Fußball-Oberliga: Wuppertaler SV: Manno macht den Unterschied

Fußball-Oberliga: Wuppertaler SV : Manno macht den Unterschied

"Was Gaetano Manno da heute abgerissen hat - Wahnsinn!" Zu dieser Bewertung kam Dirk Tönnies, Cheftrainer der SpVg Schonnebeck, nach dem 1:1 (0:0) gegen den Wuppertaler SV. Wenige Minuten zuvor hatte Manno in der 88. Spielminute zum Ausgleich getroffen.

Vor 1.050 Zuschauern rettete der 33-Jährige dem WSV so am Essener Uhlenkrug einen Punkt.

Nach einer torlosen ersten Hälfte, die zwar keine Treffer, aber sonst viel zu bieten hatte, ließ der WSV spielerisch nach. In der 63. Minute brachte Berkay Öz die Gastgeber zu diesem Zeitpunkt nicht unverdient in Führung. Auch in der Folge deutete wenig daraufhin, dass der WSV noch einmal kontern würde. Trainer Stefan Vollmerhausen zog schließlich alle Register und stellte in der letzten halben Stunde auf eine Dreierkette um.

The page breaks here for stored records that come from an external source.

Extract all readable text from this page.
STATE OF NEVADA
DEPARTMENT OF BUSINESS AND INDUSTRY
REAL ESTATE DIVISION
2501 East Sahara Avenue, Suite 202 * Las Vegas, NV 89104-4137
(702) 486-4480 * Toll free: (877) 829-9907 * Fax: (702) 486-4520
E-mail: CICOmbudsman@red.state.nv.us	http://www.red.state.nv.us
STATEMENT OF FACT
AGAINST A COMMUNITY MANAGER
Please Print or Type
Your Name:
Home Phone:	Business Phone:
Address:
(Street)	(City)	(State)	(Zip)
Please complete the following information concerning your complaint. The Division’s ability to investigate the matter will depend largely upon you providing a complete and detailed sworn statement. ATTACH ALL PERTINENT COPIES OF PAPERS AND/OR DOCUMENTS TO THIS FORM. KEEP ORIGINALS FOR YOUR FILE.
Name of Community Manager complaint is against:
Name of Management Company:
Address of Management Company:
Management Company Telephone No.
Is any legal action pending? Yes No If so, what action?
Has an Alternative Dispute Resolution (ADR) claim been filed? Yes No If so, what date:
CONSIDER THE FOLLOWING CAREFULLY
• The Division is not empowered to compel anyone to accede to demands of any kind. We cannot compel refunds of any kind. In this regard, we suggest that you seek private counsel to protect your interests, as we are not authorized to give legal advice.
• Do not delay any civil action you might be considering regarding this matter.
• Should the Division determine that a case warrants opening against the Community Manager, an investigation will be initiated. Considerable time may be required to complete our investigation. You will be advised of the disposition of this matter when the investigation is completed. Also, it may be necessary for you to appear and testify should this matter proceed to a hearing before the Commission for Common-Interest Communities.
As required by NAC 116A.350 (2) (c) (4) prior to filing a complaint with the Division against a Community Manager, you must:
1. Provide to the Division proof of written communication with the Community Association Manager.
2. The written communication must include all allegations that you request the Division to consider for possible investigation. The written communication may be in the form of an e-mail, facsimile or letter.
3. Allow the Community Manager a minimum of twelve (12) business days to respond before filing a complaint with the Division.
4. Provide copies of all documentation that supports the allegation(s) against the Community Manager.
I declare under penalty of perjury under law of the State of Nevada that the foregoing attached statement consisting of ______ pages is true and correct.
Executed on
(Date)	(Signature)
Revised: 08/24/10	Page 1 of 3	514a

Manno wurde in dieser Phase zur Schlüsselfigur. Der Italiener war überall auf dem Platz zu finden und holte immer wieder die Bälle aus der eigenen Hälfte. Ihm war anzumerken, dass er alles versuchte, um die Partie noch umzubiegen. "In den letzten Minuten war es ein Spiel zwischen Manno gegen ganz Schonnebeck. Ein großes Kompliment. Sowas habe ich in der Liga noch nicht gesehen", setzte Tönnies seine Lobeshymne während der abschließenden Pressekonferenz fort.

In der 88. Minute bekommt der WSV einen Freistoß zugesprochen. 45 Meter vor dem Tor passt Manno zu einem Mitspieler und bekommt den Ball postwendend zurück. Er geht fünf bis zehn Meter mit dem Spielgerät am Fuß und zieht dann frech aus gut 30 Metern ab. Schonnebecks Torwart Andre Bley sieht den Ball zu spät - schon zappelt er im linken Eck! Der Treffer war zugleich sein fünftes Saisontor. "Es kommt nicht von ungefähr, dass er das Tor macht. So ein Spieler ist eine Ausnahmeerscheinung. Glückwunsch an den WSV für so einen Spieler", so Tönnies.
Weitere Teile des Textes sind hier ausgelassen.